L’Umbria è stato l’ennesimo esame che il P.D. non è riuscito a passare. Non si tratta di preparazione. È mancanza di progettualità politica. Incapacità di rappresentare… Ma la domanda potrebbe essere quali istanze vengono rappresentate dell’azione del PD? Qual è la linea politica programmatica?
Domande a cui, forse, non sa rispondere neppure chi la “ditta” la dirige.
Anche chi non fa il politico di professione, all’indomani della sconfitta elettorale delle politiche, avrebbe auspicato un congresso, rifondativo, con al centro la definizione di cosa si volesse essere e di dove si volesse andare.
È stato eletto un nuovo segretario, sono state assegnate delle poltrone, è stata messa in atto una politica di opposizione poco incisiva.

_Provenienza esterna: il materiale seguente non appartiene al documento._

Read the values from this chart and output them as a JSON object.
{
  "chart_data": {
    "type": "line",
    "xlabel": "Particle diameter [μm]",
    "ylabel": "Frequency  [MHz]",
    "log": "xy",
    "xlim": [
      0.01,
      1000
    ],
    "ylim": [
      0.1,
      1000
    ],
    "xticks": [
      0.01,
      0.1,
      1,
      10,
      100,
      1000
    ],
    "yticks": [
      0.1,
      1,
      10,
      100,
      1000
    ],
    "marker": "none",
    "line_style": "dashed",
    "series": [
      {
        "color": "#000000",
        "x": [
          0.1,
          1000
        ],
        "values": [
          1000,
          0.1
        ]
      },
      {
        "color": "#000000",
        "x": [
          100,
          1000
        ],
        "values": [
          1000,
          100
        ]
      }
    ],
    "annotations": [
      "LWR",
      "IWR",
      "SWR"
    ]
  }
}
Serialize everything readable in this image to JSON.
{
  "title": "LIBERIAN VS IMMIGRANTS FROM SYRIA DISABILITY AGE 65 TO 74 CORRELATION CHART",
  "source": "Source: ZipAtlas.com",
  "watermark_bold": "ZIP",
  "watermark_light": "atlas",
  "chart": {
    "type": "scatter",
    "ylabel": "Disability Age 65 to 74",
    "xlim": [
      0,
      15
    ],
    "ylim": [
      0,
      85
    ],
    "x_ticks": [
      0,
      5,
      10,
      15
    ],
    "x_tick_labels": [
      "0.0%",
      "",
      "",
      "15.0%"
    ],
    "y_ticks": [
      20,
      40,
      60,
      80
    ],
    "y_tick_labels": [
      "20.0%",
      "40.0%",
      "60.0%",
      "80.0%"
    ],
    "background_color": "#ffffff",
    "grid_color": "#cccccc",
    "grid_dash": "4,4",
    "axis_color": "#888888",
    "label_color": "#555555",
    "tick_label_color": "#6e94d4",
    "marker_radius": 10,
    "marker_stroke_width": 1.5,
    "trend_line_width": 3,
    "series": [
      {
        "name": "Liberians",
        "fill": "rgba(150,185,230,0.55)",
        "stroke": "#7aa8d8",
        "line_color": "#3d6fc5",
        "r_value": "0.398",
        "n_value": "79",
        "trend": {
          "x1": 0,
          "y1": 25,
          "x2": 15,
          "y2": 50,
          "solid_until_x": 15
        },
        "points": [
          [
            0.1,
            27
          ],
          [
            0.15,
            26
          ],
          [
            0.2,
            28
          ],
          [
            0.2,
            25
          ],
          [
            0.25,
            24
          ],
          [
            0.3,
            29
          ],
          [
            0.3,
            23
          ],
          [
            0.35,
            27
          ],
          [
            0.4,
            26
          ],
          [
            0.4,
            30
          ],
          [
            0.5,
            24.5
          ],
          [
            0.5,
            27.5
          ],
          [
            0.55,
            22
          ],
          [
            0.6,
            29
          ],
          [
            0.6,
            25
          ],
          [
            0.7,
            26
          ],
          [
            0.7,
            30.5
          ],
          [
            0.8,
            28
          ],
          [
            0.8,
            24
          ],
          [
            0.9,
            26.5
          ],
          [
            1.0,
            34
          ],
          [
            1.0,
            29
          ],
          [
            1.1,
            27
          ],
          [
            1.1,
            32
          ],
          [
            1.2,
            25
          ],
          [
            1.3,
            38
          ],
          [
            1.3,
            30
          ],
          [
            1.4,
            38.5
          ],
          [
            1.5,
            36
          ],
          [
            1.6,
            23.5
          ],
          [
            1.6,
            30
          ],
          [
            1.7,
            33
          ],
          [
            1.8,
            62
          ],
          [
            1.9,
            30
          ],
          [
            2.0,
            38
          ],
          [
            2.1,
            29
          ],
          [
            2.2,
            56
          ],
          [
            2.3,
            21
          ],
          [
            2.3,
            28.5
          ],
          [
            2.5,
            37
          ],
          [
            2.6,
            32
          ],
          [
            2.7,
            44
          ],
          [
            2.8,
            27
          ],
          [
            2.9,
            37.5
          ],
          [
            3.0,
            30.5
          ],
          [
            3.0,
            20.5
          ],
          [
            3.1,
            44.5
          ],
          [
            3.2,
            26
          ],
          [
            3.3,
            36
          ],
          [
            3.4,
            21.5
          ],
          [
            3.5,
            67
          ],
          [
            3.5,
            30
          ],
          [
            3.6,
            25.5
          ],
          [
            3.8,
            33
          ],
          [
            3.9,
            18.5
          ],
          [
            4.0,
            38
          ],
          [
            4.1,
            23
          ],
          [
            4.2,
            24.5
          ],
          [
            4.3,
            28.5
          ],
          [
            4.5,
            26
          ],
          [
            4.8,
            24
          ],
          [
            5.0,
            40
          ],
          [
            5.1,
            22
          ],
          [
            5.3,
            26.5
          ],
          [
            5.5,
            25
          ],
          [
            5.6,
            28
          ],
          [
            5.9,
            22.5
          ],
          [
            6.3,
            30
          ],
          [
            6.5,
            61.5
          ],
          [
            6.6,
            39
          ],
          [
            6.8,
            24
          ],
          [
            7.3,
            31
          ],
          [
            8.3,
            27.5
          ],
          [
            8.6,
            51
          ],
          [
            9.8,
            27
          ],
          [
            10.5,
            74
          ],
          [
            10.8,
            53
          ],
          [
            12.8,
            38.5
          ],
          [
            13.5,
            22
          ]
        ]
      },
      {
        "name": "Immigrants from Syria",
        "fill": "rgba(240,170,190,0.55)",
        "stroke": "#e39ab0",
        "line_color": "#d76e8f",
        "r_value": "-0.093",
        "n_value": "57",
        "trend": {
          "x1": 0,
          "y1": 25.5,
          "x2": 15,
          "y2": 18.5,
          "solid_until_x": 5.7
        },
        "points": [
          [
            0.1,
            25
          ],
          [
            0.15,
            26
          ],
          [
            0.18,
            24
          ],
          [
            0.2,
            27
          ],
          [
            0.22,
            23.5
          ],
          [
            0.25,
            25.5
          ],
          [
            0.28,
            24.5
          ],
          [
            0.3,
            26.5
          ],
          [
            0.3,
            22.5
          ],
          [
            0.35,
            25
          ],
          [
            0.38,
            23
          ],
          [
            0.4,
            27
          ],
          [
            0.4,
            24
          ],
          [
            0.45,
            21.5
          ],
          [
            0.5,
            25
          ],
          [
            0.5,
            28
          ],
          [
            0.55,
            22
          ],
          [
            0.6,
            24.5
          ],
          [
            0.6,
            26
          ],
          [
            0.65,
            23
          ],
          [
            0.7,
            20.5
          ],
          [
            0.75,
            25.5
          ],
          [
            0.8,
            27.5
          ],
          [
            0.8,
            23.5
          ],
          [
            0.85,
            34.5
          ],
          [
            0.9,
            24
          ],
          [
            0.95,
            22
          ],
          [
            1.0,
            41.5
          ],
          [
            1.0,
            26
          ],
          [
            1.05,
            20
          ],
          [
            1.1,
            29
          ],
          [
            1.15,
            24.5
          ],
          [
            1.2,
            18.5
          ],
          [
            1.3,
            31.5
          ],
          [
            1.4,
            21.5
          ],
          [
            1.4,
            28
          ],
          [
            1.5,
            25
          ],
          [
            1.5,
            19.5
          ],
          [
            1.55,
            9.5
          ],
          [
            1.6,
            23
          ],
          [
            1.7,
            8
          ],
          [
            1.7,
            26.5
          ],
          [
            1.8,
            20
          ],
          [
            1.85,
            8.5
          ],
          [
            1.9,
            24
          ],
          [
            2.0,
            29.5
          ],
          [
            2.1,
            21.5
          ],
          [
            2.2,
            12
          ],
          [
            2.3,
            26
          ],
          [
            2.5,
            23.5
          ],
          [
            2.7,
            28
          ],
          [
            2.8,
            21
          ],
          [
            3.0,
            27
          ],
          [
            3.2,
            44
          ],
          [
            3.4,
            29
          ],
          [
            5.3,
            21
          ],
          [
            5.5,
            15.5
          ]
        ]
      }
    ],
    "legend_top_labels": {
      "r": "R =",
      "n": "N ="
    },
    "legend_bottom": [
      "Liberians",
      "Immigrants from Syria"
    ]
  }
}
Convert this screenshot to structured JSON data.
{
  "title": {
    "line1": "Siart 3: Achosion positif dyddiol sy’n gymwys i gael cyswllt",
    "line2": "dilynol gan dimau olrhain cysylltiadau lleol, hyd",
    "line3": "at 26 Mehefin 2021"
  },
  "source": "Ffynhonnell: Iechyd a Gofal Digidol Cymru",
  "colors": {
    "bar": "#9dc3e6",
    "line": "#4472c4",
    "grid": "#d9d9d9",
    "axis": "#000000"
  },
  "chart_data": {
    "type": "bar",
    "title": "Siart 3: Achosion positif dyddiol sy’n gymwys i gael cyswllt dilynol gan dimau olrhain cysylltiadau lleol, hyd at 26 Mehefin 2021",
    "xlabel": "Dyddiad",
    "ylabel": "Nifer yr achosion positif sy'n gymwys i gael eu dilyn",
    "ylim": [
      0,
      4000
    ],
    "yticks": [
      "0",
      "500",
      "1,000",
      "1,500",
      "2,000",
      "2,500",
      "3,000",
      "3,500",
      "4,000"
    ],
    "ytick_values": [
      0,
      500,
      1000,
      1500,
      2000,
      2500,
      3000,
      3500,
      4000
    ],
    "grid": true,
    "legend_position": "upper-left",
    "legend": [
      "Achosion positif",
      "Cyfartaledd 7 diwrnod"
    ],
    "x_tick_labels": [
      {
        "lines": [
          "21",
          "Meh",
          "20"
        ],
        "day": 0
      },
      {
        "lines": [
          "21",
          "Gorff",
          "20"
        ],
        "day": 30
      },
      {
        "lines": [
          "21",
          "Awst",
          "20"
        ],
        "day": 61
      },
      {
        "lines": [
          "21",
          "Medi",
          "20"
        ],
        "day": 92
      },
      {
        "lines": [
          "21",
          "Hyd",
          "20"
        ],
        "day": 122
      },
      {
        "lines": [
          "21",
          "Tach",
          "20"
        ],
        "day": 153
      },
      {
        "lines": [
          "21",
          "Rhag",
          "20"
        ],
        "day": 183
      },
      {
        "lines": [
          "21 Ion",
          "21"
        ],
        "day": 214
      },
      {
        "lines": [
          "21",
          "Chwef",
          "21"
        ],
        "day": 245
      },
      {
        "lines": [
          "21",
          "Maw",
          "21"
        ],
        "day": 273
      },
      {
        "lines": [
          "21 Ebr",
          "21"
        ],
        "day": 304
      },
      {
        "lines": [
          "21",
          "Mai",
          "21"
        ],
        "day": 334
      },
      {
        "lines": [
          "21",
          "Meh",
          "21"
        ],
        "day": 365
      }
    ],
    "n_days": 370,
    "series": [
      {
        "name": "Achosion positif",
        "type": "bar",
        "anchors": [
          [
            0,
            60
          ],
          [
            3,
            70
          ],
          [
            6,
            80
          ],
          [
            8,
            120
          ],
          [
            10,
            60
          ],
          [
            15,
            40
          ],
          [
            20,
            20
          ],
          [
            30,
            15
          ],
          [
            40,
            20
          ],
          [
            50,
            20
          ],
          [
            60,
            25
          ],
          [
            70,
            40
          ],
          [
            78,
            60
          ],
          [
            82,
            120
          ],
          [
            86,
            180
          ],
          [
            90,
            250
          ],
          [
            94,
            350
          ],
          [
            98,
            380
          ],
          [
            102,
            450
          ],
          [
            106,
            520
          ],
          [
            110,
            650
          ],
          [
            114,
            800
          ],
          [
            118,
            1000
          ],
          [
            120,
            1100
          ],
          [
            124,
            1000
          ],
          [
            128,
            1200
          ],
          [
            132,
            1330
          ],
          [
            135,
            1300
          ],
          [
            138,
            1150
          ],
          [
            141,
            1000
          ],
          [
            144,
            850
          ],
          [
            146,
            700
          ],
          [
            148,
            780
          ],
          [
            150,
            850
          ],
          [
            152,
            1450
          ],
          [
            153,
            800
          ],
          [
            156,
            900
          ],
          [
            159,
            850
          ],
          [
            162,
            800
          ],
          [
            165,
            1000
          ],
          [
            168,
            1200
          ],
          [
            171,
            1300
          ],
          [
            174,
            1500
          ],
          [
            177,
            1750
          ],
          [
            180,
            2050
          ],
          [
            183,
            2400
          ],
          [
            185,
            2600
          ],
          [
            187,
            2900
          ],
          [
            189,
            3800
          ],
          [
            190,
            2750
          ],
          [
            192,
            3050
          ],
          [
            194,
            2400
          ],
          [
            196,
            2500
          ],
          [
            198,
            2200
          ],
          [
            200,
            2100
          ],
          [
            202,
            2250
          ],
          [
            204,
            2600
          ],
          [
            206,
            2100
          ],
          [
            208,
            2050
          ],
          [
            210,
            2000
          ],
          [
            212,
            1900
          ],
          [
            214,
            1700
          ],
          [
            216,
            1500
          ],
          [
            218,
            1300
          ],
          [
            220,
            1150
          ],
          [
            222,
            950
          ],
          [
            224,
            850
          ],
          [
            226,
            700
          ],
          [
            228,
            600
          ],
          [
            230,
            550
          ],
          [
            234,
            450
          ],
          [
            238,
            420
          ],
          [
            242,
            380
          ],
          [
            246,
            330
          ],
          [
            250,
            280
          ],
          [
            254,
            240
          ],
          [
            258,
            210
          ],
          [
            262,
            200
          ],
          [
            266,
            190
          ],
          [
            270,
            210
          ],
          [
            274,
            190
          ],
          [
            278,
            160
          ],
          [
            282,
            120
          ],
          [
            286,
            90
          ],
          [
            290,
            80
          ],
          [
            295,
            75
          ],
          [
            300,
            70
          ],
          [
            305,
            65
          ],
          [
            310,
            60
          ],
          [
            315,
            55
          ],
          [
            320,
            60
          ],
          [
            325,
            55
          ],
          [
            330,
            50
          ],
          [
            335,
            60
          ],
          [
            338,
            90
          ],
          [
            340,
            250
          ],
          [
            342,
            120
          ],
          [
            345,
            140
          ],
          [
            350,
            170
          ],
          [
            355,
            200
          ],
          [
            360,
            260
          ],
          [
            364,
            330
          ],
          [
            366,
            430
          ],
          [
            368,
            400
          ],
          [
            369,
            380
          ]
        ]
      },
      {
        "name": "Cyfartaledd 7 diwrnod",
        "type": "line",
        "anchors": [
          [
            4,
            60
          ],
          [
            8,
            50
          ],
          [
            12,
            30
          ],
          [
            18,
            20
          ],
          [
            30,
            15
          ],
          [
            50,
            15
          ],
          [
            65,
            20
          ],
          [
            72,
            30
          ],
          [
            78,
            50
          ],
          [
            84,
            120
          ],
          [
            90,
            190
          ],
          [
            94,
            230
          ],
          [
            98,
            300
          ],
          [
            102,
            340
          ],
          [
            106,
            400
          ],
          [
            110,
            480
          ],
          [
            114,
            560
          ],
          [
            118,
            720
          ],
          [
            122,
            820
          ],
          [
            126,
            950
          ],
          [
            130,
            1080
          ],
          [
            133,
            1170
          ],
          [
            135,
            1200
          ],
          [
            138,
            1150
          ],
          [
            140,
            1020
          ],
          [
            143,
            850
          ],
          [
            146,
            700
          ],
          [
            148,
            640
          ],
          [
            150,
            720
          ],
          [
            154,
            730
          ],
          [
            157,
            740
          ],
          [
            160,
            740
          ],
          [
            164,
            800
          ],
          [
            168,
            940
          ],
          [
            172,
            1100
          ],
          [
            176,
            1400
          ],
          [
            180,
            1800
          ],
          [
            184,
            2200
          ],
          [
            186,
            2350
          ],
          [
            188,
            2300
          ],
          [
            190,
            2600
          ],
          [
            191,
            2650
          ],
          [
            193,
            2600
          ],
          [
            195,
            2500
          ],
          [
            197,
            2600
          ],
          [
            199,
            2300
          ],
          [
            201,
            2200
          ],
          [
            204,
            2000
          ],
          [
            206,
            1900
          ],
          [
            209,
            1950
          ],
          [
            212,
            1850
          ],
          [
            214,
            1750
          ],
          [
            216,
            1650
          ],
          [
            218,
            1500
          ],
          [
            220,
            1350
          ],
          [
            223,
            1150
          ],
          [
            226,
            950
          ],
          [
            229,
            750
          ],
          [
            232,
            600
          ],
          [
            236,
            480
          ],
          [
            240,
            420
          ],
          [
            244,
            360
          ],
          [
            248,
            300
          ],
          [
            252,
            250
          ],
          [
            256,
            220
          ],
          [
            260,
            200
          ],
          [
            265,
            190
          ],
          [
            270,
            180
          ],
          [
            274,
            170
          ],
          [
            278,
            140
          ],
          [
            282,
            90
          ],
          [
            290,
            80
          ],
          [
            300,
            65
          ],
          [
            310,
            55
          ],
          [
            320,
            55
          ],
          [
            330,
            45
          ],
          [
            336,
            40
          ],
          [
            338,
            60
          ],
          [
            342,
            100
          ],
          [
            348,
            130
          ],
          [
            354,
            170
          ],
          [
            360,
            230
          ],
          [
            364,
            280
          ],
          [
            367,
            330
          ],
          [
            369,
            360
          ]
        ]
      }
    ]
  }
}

Poi la scelta di unirsi ai 5S. Con un unico comune denominatore, frenare Salvini. Qual è il costo? Spropositato. L’elettorato non lo capisce. Non ha efficacia (come è stato dimostrato in Umbria), viene letto come una manovra per difendere le posizioni (leggasi poltrone).
C’è troppa confusione sotto il cielo della politica. Poca chiarezza, poche idee e confuse. A vantaggio di Salvini che esprime un concetto e mezzo, ribadendolo fino all’esasperazione.
Serve un congresso, rifondativo, magari sarebbe opportuno cambiare anche il nome per segnare una discontinuità e poi bisogna avere il coraggio di mettere in campo le forze migliori e non quelle che controllano più tessere. Un largo rinnovamento…
(Non si farà mai, quindi sarò costretto ad espatriare.
La mia ambizione era quella di non morire democristiano. Da oppositore della Lega forse posso ambire al paradiso.)